山羊の男の魔法は『制御魔法』。魔法で物を浮かせるにも破壊させるにも、行使する際には威力・効力に沿った魔力技術が必要になる。男は魔力の制御に特化し、その技術力をさらに魔法で強化することで人間以上の力を扱うことを可能にした。
魔法による魔力の技術力向上。その技術の伴った魔力は血管・神経まで効果を及ぼし、内蔵された魔力が行使者に顕在する。
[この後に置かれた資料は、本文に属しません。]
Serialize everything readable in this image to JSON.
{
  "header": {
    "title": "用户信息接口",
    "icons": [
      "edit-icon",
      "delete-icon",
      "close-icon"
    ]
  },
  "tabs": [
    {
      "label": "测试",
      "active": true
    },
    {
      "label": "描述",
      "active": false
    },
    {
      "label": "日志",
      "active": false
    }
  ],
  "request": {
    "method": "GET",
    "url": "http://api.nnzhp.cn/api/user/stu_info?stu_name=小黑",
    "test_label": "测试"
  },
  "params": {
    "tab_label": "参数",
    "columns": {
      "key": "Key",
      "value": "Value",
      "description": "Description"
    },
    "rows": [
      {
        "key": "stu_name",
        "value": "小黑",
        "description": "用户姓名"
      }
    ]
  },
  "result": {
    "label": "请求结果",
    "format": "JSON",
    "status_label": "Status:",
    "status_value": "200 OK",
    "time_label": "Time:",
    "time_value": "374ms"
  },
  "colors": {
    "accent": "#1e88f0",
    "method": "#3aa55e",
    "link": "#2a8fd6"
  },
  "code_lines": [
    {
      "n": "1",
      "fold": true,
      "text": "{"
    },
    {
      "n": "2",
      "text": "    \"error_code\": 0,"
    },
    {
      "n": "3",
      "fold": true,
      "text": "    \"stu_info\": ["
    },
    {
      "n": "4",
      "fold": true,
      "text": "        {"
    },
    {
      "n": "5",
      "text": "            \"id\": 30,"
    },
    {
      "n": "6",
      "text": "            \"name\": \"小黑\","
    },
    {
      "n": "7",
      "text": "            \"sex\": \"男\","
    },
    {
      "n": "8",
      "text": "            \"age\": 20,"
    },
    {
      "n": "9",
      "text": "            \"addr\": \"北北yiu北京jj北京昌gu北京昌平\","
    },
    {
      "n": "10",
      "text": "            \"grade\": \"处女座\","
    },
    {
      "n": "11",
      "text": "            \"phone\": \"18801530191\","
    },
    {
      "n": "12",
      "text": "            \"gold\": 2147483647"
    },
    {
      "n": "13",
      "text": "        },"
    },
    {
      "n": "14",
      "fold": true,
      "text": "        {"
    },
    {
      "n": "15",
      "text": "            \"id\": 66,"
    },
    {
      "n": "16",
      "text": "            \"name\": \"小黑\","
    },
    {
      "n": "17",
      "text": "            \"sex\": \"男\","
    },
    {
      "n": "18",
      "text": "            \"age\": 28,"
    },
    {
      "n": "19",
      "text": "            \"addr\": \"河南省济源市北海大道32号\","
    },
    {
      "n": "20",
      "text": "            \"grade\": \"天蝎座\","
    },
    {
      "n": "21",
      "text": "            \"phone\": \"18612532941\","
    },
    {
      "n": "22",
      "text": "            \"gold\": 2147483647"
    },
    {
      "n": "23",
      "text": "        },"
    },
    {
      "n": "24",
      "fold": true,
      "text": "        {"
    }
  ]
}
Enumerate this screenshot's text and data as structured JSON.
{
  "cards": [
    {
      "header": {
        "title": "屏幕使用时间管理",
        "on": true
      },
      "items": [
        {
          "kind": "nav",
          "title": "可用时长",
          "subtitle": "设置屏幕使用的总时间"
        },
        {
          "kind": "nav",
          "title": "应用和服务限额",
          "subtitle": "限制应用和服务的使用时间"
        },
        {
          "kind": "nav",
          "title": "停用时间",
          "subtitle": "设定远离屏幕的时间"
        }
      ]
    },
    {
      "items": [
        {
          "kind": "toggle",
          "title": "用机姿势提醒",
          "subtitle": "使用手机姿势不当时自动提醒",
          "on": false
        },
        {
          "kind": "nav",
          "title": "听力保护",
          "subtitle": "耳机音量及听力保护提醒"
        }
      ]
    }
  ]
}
男の『制御魔法』により強化され、紫電する拳がウーネルに襲う。
しかし。
「があぁ!!」
ウーネルの大剣は紫電する男の拳をもろともせずに、斬撃を与えた。
その余りにも強大な一撃に、山羊の男は何も言えずに陥落した。
「てめえの言ってることはなんとなく分かった。
だがな、俺たち冒険者は破滅的ともいえる状況を幾つも乗り越えてきた」
ドサッ、と音を立てて倒れた山羊の男を一瞥する。
「大体人間は、一つや二つ不幸があったほうが幸せなんだよ」
冒険者根性からの気合の一撃により侵入者一名撃破。
メリル工場侵入者、現在確認数、2名。
1名撃破、及び1名確認不能。
ところで、翡翠の少女の服は海軍の黒軍服(染めた)ものですが、その正体はかなら見地されているものです。
予想するのも面白いかもしれません。